Remix clone Hacker News

new | show | ask | jobs Github

	▲	thatwasunusual 9 hours ago
		> It's not nessessarily the best benchmark, it's a popular one, probably because it's funny. > Yes it's like the wine glass thing. No, it's not! That's part of my point; the wine glass scenario is a _realistic_ scenario. The pelican riding a bike is not. It's a _huge_ difference. Why should we measure intelligence (...) in regards to something that is realistic and something that is unrealistic? I just don't get it.
	▲	Fnoord 5 hours ago \| parent \| next [-]

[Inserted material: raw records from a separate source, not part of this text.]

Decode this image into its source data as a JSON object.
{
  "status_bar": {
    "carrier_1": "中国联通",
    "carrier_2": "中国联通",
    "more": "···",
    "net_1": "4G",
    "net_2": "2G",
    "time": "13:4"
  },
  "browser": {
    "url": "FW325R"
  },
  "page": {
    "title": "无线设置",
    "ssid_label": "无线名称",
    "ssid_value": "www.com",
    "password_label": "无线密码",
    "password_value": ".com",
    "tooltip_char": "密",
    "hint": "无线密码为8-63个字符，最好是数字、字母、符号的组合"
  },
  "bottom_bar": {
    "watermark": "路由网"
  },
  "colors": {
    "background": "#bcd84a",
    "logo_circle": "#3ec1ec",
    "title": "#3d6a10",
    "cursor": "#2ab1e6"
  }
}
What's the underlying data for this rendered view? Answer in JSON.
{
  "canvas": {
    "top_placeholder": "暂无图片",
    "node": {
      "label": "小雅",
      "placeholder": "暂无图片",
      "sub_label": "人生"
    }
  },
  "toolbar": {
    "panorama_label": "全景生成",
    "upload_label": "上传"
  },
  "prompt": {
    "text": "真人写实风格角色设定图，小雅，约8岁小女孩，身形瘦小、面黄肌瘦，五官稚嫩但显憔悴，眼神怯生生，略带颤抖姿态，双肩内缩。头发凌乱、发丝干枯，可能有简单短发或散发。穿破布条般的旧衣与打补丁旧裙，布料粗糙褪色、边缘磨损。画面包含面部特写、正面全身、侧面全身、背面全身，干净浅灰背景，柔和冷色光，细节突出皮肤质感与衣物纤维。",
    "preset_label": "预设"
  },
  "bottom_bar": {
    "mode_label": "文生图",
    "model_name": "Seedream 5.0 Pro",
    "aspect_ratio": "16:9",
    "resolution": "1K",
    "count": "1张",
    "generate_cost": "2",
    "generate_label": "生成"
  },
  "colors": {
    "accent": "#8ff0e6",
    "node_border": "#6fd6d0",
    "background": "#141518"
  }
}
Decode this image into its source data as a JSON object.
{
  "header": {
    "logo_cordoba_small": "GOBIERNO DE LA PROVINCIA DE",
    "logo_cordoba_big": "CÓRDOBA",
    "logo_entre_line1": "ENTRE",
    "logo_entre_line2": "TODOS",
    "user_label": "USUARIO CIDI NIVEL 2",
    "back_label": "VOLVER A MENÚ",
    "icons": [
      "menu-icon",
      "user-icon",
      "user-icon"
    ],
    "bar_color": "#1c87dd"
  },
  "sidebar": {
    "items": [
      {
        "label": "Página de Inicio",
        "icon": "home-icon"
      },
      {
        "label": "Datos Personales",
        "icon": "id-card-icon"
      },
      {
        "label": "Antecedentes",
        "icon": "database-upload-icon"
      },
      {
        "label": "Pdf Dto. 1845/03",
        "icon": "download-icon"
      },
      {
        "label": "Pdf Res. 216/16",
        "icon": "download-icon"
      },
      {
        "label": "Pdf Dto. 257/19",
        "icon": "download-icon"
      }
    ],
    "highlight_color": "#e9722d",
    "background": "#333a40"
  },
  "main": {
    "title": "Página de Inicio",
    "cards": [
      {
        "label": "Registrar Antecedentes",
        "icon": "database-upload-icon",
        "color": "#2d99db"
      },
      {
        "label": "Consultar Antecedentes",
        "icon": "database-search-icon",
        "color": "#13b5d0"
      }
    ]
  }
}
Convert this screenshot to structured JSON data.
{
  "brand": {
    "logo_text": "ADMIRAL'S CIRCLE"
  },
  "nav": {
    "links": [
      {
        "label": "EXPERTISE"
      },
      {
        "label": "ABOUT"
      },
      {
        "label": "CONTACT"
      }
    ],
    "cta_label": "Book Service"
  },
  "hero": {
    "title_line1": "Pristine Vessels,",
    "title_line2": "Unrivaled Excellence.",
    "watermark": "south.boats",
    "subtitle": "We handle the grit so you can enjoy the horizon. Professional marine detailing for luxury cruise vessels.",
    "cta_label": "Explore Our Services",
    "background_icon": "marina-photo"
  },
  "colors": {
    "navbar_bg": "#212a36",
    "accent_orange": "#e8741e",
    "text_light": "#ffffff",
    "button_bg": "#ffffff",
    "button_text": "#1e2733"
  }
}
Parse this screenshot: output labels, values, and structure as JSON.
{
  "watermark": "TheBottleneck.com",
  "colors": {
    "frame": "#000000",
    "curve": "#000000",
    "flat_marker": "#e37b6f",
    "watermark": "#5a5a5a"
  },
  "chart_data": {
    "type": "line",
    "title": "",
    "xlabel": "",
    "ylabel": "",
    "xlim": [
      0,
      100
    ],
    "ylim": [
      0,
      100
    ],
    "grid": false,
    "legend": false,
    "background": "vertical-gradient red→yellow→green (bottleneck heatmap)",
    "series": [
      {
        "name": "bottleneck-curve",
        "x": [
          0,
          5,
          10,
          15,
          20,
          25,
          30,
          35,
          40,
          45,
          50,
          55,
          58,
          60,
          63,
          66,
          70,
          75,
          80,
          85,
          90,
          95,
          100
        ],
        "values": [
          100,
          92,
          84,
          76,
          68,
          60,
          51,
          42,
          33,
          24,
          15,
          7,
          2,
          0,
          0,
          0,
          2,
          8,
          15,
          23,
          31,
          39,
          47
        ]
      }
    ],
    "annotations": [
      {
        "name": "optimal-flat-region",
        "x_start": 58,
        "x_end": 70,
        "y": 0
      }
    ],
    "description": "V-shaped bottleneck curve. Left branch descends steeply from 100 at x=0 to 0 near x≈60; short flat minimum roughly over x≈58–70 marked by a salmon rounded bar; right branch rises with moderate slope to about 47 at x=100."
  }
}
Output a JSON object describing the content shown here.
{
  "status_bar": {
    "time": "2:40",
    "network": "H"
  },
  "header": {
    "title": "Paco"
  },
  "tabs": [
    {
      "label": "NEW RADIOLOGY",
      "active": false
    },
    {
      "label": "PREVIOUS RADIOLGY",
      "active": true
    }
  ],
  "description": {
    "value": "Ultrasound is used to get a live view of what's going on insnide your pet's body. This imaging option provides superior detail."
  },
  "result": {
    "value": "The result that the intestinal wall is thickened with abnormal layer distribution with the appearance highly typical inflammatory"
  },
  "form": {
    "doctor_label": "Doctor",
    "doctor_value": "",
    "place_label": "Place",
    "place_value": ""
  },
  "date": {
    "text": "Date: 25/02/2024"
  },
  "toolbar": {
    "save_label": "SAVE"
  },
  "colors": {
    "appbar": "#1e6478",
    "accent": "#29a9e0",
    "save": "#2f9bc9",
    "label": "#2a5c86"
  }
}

		> the wine glass scenario is a _realistic_ scenario It is unrealistic because if you go to a restaurant, you don't get served a glass like that. It is frowned upon (alcohol is a drug, after all) and impractical (wine stains are annoying) to fill a glass of wine as such. A pelican riding a bike, on the other hand, is realistic in a scenario because of TV for children. Example from 1950's animation/comic involving a pelican [1]. [1] https://en.wikipedia.org/wiki/The_Adventures_of_Paddy_the_Pe...
	▲	vikramkr 6 hours ago \| parent \| prev [-]
		If the thing we're measuring is a the ability to write code, visually reason, and handle extrapolating to out of sample prompts, then why shouldn't we evaluate it by asking it to write code to generate a strange image that it wouldn't have seen in its training data?